Das Gedenken an Luthers Thesenanschlag richte sich nicht gegen andere Konfessionen, betont Präses Schneider. "Wir hoffen sehr, dass die römisch-katholische Schwesterkirche sich einladen lässt, auch dieser Umkehr zu Christus zu gedenken." Der EKD-Ratsvorsitzende bilanziert die ersten Beratungen zum Reformationsjubiläum 2017.

 (DR)

domradio.de: Wie fällt Ihre Bilanz der Synode aus?

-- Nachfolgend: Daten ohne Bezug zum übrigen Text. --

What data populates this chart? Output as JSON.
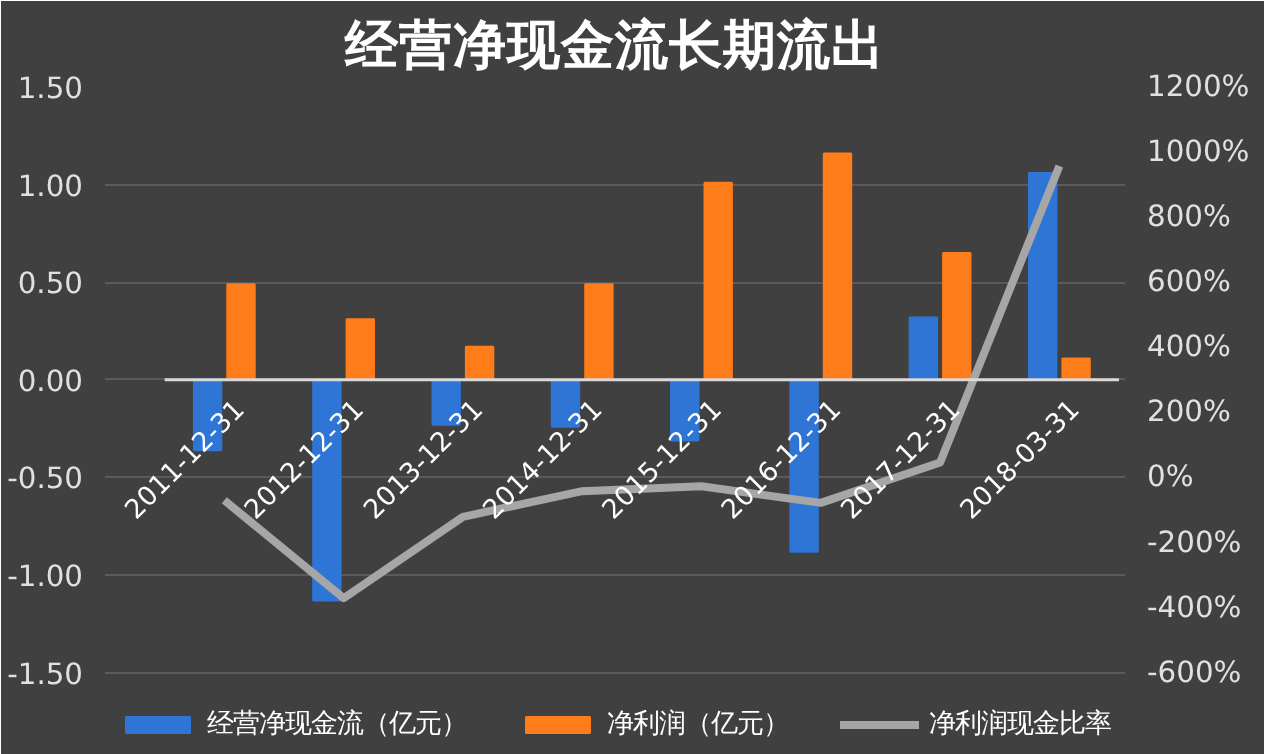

Präses Schneider: Die Synode hat deutlich gemacht, dass wir das Reformationsjubiläum nicht als ein nationales deutsches Ereignis wollen, sondern wir wollen den Thesenanschlag in Wittenberg als Aufforderung sehen, zu Christus umzukehren und nicht gegen andere - auch nicht gegen andere Konfessionen - richten. Insofern wollen wir als deutsche Kirchen eine Plattform bieten, dass unsere befreundeten Schwesterkirchen aus der Ökumene sich einbringen können und auch darstellen können, was die Reformation für sie bedeutet und wie sie als evangelische Kirchen weltweit ihren Glauben leben. Wir hoffen auch sehr, dass die römisch-katholische Schwesterkirche sich einladen lässt, auch dieser Umkehr zu Christus zu gedenken. Denn das muss man sagen, die Reformation hat ja auch die römisch-katholische Kirche erheblich verändert. Die Reformation ist noch nicht vollendet. Man muss sagen, sie ist darin gescheitert, dass wir dann nachher in der Folge eine neue Kirche bekommen haben, die aber eben in ihrer Weise die alte Kirche sein wollte.



domradio.de: Sie haben gerade gesagt, dass Sie hoffen, dass sich die katholische Kirche einladen lässt, ist denn geplant, die katholische Kirche in die Feierlichkeiten auch einzubinden?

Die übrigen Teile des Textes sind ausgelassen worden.